Both Valerie and I like to look around cemeteries. They can be quiet and peaceful with just the occasional person tending a grave or just standing remembering. We like reading the names on headstones and tombs which are often interesting in design and texture with changes in style over the years; social history recorded in stone. Lavender Hill cemetery is lovely to walk around with its meandering paths and trees. Valerie being born in Enfield has relatives and friends interred here which is another reason to visit.
We parked in newly metalled Cooks Hole Road over looking Hilly Fields Park.
It used to be a favourite parking place for courting couples. Not sure if that this still happens or not. Our dog, Merlin, liked staying at the kennels at the end of the road. He always greeted any kennel maids we met in the park.
He was a Durham lurcher and used to love running around here. He would tease other dogs by letting them catch him up and, just as they were going to nip his tail, he would streak away. He died some years a go but I always think of him when visiting Hilly Fields.
There is a back gate into the cemetery which is fun to use.

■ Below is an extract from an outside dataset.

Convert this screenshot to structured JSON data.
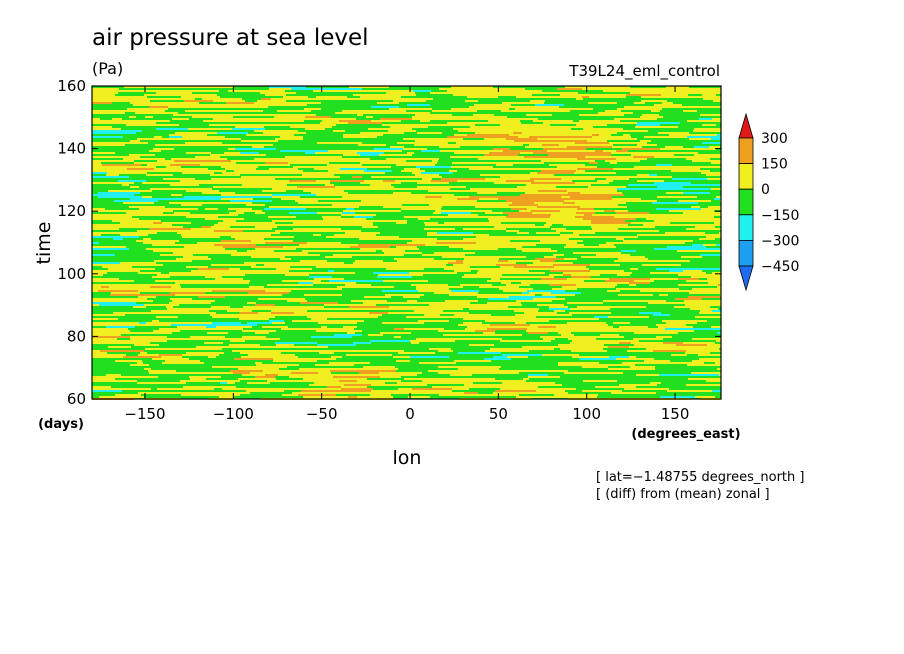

The cherub marks the grave of a boy who died in 1954 when I was just 11. Seeing children’s graves always makes me sad.
A couple more images:
The one on the right has houses from the 1930s in the background. The one below shows high-rise flats built in the late 60s early 70s. Valerie lived there for a while and tells me that the view was magnificent especially when mist started to fill the hollows.

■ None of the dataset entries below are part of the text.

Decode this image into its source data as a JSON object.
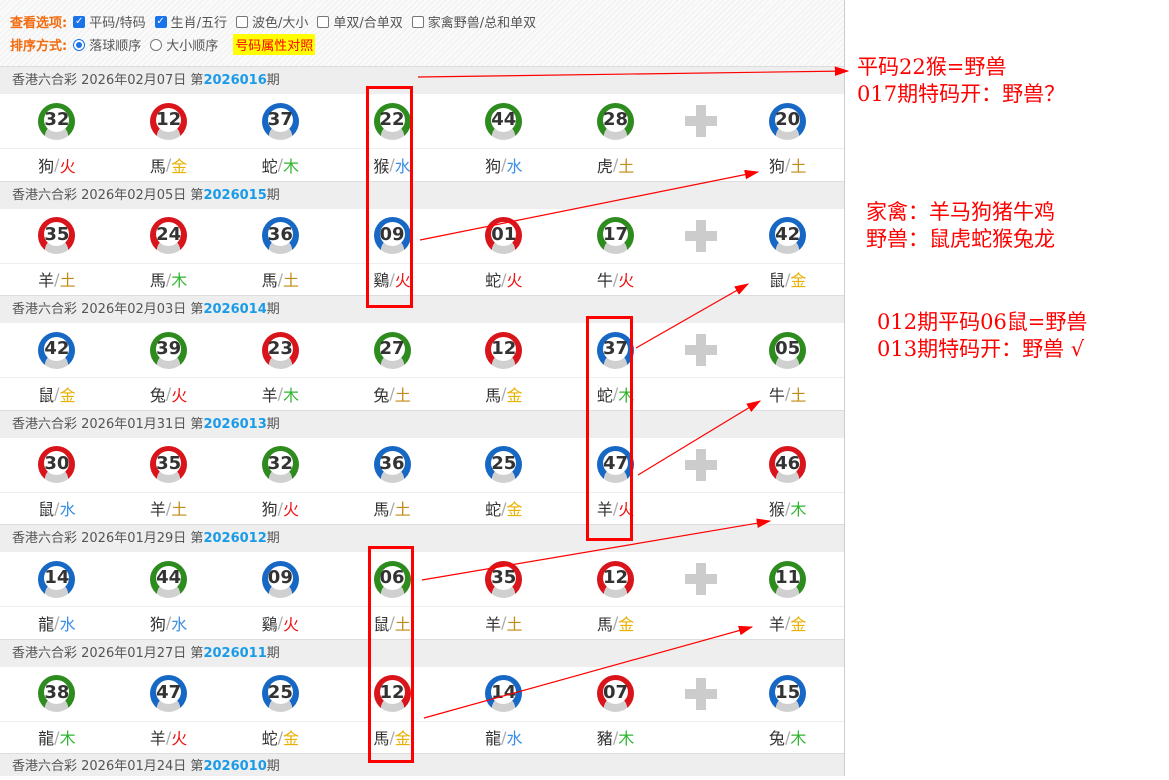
{
  "options": {
    "view_label": "查看选项:",
    "view_items": [
      {
        "label": "平码/特码",
        "checked": true
      },
      {
        "label": "生肖/五行",
        "checked": true
      },
      {
        "label": "波色/大小",
        "checked": false
      },
      {
        "label": "单双/合单双",
        "checked": false
      },
      {
        "label": "家禽野兽/总和单双",
        "checked": false
      }
    ],
    "sort_label": "排序方式:",
    "sort_items": [
      {
        "label": "落球顺序",
        "selected": true
      },
      {
        "label": "大小顺序",
        "selected": false
      }
    ],
    "compare_link": "号码属性对照"
  },
  "colors": {
    "red": "#d9141b",
    "green": "#2e8b1e",
    "blue": "#1768c4",
    "火": "#f01010",
    "金": "#e8b000",
    "木": "#2fb52f",
    "水": "#3a8ee6",
    "土": "#c08a10"
  },
  "draws": [
    {
      "prefix": "香港六合彩 2026年02月07日 第",
      "period": "2026016",
      "suffix": "期",
      "balls": [
        [
          "32",
          "green",
          "狗",
          "火"
        ],
        [
          "12",
          "red",
          "馬",
          "金"
        ],
        [
          "37",
          "blue",
          "蛇",
          "木"
        ],
        [
          "22",
          "green",
          "猴",
          "水"
        ],
        [
          "44",
          "green",
          "狗",
          "水"
        ],
        [
          "28",
          "green",
          "虎",
          "土"
        ],
        [
          "20",
          "blue",
          "狗",
          "土"
        ]
      ]
    },
    {
      "prefix": "香港六合彩 2026年02月05日 第",
      "period": "2026015",
      "suffix": "期",
      "balls": [
        [
          "35",
          "red",
          "羊",
          "土"
        ],
        [
          "24",
          "red",
          "馬",
          "木"
        ],
        [
          "36",
          "blue",
          "馬",
          "土"
        ],
        [
          "09",
          "blue",
          "鷄",
          "火"
        ],
        [
          "01",
          "red",
          "蛇",
          "火"
        ],
        [
          "17",
          "green",
          "牛",
          "火"
        ],
        [
          "42",
          "blue",
          "鼠",
          "金"
        ]
      ]
    },
    {
      "prefix": "香港六合彩 2026年02月03日 第",
      "period": "2026014",
      "suffix": "期",
      "balls": [
        [
          "42",
          "blue",
          "鼠",
          "金"
        ],
        [
          "39",
          "green",
          "兔",
          "火"
        ],
        [
          "23",
          "red",
          "羊",
          "木"
        ],
        [
          "27",
          "green",
          "兔",
          "土"
        ],
        [
          "12",
          "red",
          "馬",
          "金"
        ],
        [
          "37",
          "blue",
          "蛇",
          "木"
        ],
        [
          "05",
          "green",
          "牛",
          "土"
        ]
      ]
    },
    {
      "prefix": "香港六合彩 2026年01月31日 第",
      "period": "2026013",
      "suffix": "期",
      "balls": [
        [
          "30",
          "red",
          "鼠",
          "水"
        ],
        [
          "35",
          "red",
          "羊",
          "土"
        ],
        [
          "32",
          "green",
          "狗",
          "火"
        ],
        [
          "36",
          "blue",
          "馬",
          "土"
        ],
        [
          "25",
          "blue",
          "蛇",
          "金"
        ],
        [
          "47",
          "blue",
          "羊",
          "火"
        ],
        [
          "46",
          "red",
          "猴",
          "木"
        ]
      ]
    },
    {
      "prefix": "香港六合彩 2026年01月29日 第",
      "period": "2026012",
      "suffix": "期",
      "balls": [
        [
          "14",
          "blue",
          "龍",
          "水"
        ],
        [
          "44",
          "green",
          "狗",
          "水"
        ],
        [
          "09",
          "blue",
          "鷄",
          "火"
        ],
        [
          "06",
          "green",
          "鼠",
          "土"
        ],
        [
          "35",
          "red",
          "羊",
          "土"
        ],
        [
          "12",
          "red",
          "馬",
          "金"
        ],
        [
          "11",
          "green",
          "羊",
          "金"
        ]
      ]
    },
    {
      "prefix": "香港六合彩 2026年01月27日 第",
      "period": "2026011",
      "suffix": "期",
      "balls": [
        [
          "38",
          "green",
          "龍",
          "木"
        ],
        [
          "47",
          "blue",
          "羊",
          "火"
        ],
        [
          "25",
          "blue",
          "蛇",
          "金"
        ],
        [
          "12",
          "red",
          "馬",
          "金"
        ],
        [
          "14",
          "blue",
          "龍",
          "水"
        ],
        [
          "07",
          "red",
          "豬",
          "木"
        ],
        [
          "15",
          "blue",
          "兔",
          "木"
        ]
      ]
    },
    {
      "prefix": "香港六合彩 2026年01月24日 第",
      "period": "2026010",
      "suffix": "期",
      "balls": []
    }
  ],
  "annotations": [
    "平码22猴=野兽",
    "017期特码开：野兽？",
    "家禽：羊马狗猪牛鸡",
    "野兽：鼠虎蛇猴兔龙",
    "012期平码06鼠=野兽",
    "013期特码开：野兽 √"
  ]
}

The next weekend we decided to park again in Cooks Hole Road and walk along by Maidens Brook to Fourteen Arches which is a wonderful brick-built viaduct on the Hertford railway loop. I have subsequently discovered that it proper name is the Rendleshem Viaduct though I have not been able to find out who Rendleshem was. We were amazed to discover how the meanders of Maidens Brook ( I prefer this name to the other used, Turkey Brook) have become even more pronounced. It is about 40 years since we were last there.

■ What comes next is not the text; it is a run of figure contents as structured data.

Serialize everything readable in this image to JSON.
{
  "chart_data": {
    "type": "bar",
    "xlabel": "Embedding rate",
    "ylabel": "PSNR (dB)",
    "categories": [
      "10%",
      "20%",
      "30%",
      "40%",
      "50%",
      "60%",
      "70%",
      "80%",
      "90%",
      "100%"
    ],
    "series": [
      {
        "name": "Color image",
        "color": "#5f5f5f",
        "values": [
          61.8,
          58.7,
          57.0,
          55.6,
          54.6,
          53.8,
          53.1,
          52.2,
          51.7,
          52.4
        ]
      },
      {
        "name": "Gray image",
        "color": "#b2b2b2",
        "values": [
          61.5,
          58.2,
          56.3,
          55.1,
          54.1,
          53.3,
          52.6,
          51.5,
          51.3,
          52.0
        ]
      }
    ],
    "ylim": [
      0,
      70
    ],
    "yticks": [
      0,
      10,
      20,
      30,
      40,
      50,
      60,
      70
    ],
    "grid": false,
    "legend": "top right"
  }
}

And the path was very overgrown and we almost couldn’t get through! When we did, to our dismay, we found the viaduct to be fenced off! We had been looking forward to standing underneath them to admire the brick work and shout at the echoes.
A close up view.
The way back was easier as the road to the Strayfield part of the cemetery ran by here.
Valerie told me the story of how, before the war, her father had found a suicide hanging from the trees in front of the viaduct. He and his friend were looking at the row of straight-trunked trees when they noticed one swaying. They went to investigate and found a man hanging from a branch. It must have been a terrible experience for them. This inspired a poem which I give below. Writing the blog called for a poem so it is an early draft and will change as I re-write and edit.
Properly Known as Rendleshem Viaduct
The distant trees were once straight, not unruly and tangled
as they are today but the two boys could see that one swayed.
They found a body hanging from a branch; suicide.
I was never told who he was or why he struggled to loop a rope
from a high limb, or what pain he suffered, eighty years ago
that was greater than that of a hangman’s noose.
Forty years ago I could stand under the arches, shout at the echo.
Now access is denied by a neat, green and steel palisade.
I went to see them today, searching for the memory of that slim
bushy-bearded man that was me; now grey-bearded, plump.
I could only catch a shadow, see the viaduct through trees,
listen to the trains pass but not the rumble heard from under
the great and beautiful arches, brick-built over Maidens Brook,
to serve the Hertford loop, more than one hundred years ago.
© Anthony Fisher January 2019
New Southgate Cemetery is huge, 64 acres! We were first there for the funeral of a neighbour who was here when we first moved in and I miss her. She was Hindu and, though a sad occasion, I was interested in the nature of the service and the wake. We could see that the cemetery was an interesting mix of age and styles so planned to re-visit.
The sheer size is staggering. Here are a couple of images that give some idea of how it stretches into the distance.
The cemetery is roughly circular and laid out in sections for different groups. There is a map which shows this. One small area is Italian with a long mausoleum with crypts looking like drawers in a chest. I saw these near Sienna in Tuscany well over 5o years ago.
One section is beautifully overgrown.
It looks as if cowled monks are rising from their tombs,
and here an angel is weeping at the neglect and desolation.
Just a couple more:
and this is a section which must be Victorian graves when the cemetery was first opened In 1856 probably as a result of a series of the 19th century Acts governing burials.
On the way home we stopped in Winchmore Hill so I could photograph a tree laden with mistletoe. I can remember how amazed I was to see just one bunch; look at it now! The mistletoe website, see link, suggests that it is spreading as continental black caps are overwintering in England now and they are very efficient at spreading mistletoe seeds. Whatever the reason it is great to see.